Justin Appel

Dear Friends,

Today’s Gospel lesson is the story of Jesus healing the Gadarene Demoniacs, Matthew 8:28-34.

One way to understand this story is to talk about the significance of demonic possession. Fr. Thomas Hopko enumerates several kinds of such possession here.
The first is the more spectacular, dramatic possession of the demoniacs, who are so utterly controlled by demonic power, they are running around naked and ‘out of their minds’. Jesus reveals the nature of this insidious power when he casts the demons into the pigs, and they rush down the hill and perish in the sea.

Although we may not have experienced demonic power like this, there remain more subtle expressions of it, to which we are all prone.

A second type of demonic control was displayed by the townsfolk, who told Jesus to leave because he had healed the demoniacs. This is a more subdued possession, in which we can cling to the status quo: to our possessions, to our education, to our aesthetic principles, to our jobs, to our investments, to our respectable lives, while at the same time, telling Jesus to leave.
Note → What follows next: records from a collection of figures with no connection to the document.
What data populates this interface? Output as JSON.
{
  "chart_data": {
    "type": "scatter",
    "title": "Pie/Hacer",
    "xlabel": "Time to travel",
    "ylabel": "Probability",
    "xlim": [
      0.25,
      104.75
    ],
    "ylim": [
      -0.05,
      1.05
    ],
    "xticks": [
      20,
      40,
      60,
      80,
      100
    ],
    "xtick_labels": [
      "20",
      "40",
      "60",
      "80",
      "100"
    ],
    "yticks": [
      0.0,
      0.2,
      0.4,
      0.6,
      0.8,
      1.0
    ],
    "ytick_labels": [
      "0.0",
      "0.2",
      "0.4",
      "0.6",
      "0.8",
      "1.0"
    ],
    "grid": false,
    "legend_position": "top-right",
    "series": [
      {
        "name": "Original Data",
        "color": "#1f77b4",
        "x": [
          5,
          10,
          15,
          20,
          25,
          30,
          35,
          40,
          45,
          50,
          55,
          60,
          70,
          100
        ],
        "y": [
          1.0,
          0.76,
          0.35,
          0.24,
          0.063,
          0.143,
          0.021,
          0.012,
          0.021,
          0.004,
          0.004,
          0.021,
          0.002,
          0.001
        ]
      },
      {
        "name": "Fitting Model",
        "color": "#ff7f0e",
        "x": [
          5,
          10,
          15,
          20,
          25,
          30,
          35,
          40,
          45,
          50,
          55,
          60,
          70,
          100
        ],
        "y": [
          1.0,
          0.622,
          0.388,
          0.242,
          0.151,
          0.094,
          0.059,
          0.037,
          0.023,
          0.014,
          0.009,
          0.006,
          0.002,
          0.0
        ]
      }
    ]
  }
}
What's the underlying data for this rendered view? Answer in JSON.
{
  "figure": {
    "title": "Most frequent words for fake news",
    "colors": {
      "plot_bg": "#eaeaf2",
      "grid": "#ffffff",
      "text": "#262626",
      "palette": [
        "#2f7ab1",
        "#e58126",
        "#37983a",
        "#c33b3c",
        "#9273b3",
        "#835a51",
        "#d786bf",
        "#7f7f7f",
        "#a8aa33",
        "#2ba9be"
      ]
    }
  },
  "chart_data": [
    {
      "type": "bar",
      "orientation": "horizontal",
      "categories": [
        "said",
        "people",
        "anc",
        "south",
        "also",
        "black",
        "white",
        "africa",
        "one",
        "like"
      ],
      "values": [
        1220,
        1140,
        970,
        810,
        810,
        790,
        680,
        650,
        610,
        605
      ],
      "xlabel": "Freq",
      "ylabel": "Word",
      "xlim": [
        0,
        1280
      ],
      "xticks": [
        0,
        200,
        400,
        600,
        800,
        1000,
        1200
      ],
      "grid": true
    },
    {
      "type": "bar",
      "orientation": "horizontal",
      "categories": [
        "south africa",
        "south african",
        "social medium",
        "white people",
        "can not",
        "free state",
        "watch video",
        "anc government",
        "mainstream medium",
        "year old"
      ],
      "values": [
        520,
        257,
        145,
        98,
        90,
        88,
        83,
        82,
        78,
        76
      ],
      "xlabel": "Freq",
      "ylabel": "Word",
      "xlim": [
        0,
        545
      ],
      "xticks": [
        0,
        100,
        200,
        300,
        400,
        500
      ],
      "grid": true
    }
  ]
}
But the third type of possession, not necessarily present here in the text, but attested to in the larger Christian tradition, is the most dangerous. It is the one in which we say they are with Jesus, when we say we belong to the Church, but in fact, we really don’t want God, and we don’t want to change our lives, or be agents of healing to the world. This is the very real temptation towards religiosity, but without the substance of faith and obedience.

This very brief genealogy of demonic possession is convicting to me because it suggests there is no objective 'middle ground' when it comes to my agency. I either act, through repentance and faith, in accord with the grace of God, or self-ishly, through demonic impulses.

This story prompts me to repent daily, to pray the Lord’s Prayer — ‘and lead us not into temptation, but deliver us from the evil one,’ — so that I may follow Christ whole-heartedly, love my neighbor, and become what God desires me to be.